Tuesday, October 27, 2009

Staying with Operations Excellence...

The last time we were here, I said, "The surprising thing about execution is that it is very, very simple. Any one can do it.  And that is the problem! It is very, very boring."  So how does one handle this situation? 
The first - and simplest - is when an 'activist board' takes control to decide whether the company needs an 'Operational CEO' or a "Visionary CEO" (yes, they are different people).  They then go about hiring the right kind of CEO.  The Operational guy does not get bored with the execution stuff.  S/he revels in it.  They love going to the shop floor, getting involved, meeting the people there, motivating them with coffee or beer.  They pour over reports and ask questions.  They are thinking next quarter, next product launch - and if they really need some visionary thinking, they call in McKinsey - or is it Bain? - whoever.

What if the Board decides they want a "Visionary CEO"?  Well this guy comes up with a new vision, is hopefully charismatic and manages to rally the troops around their vision.  Should the time come for execution, he hires a Chief Operations Officer.

But then a few CEOs manage to do both, i.e., the vision thing as well as getting hands dirty.  How do these people do it? 
Great companies like GE have developed a mantra for this.  They use two broad tools:
  1. Dashboards
  2. Calendars
Dashboards are standard reporting formats, typically graphic.  They tell the operations story visually and do not take a lot of pages.  They come in slides, instead.  The page layout and orientation shifts from portrait to landscape.  You see less text and more bullets, arrows, graphs, pictures and colors.  You think visually.  This brings the detail more in tune with the visionary's bias for the visual.

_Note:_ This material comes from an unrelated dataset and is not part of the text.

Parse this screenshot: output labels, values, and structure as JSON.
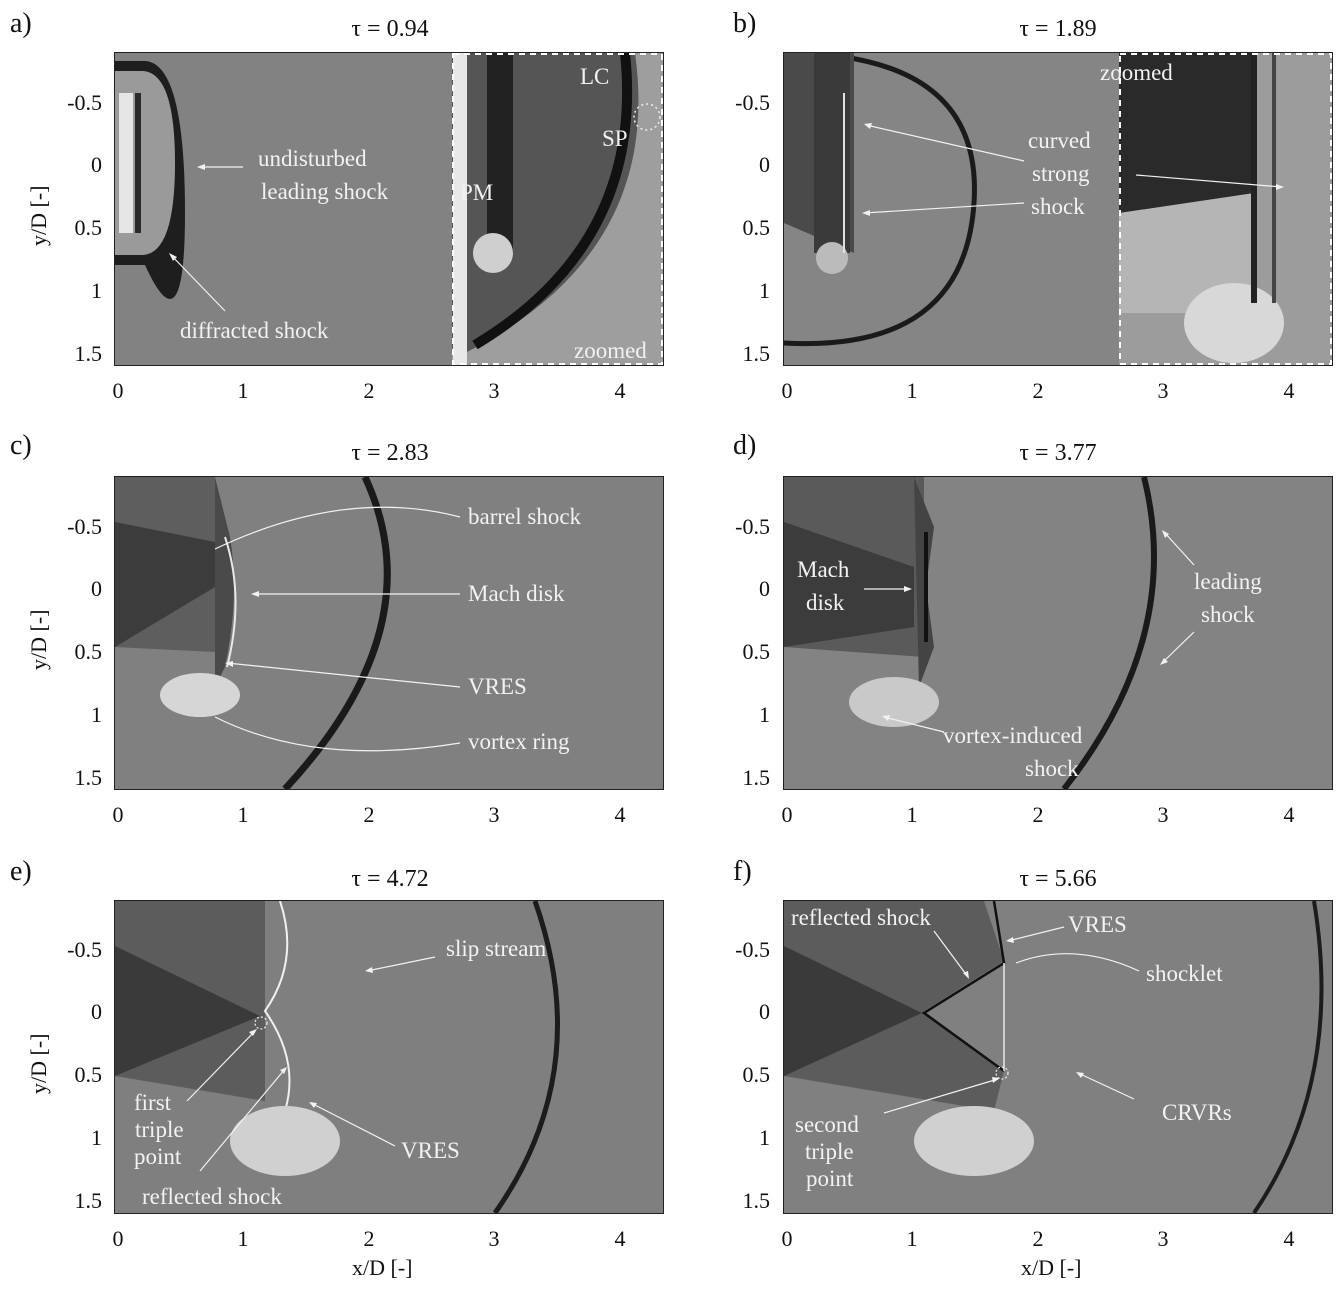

Dashboards are not easy though.  They take a lot of time to design.  Even more, to bring to shape.  The CEO needs to sit with her team and be able to identify the vital few metrics s/he wants to track.  They need to be few and yet comprehensive enough.  A Balanced Score Card kind of approach is very helpful here.  It then takes a smart six sigma kind of person to design the actual dashboard templates.  The scene then moves to IT to come up with a system to generate the required data and massage it to fit the template on a periodic basis. 
The good news is that this can be done. 

Calendars.  This is the "Financial Year" kind of rhythm, you find in the Finance Departments of most multinationals.  "If its September, its time for Budget Blues", "February is Performance Review month", etc.  You set up a detailed, enterprise-wide process for key functions and ensure it works like clockwork. 
The idea is to eliminate the 'clutter' of unplanned work taking over your day.  (You never succeed 100%, but you can still do a good job). 
So, there are cycles for all key processes.  The work for them starts on a particular date every year and concludes on a particular day every year - typically by way of a presentation to the CEO or to the Board.  This enables this CEO to stay on top of operational issues, while focusing all the time in-between to his vision thing.

I bet there are more.  Can't think of them right now, though!  If you can, please add here.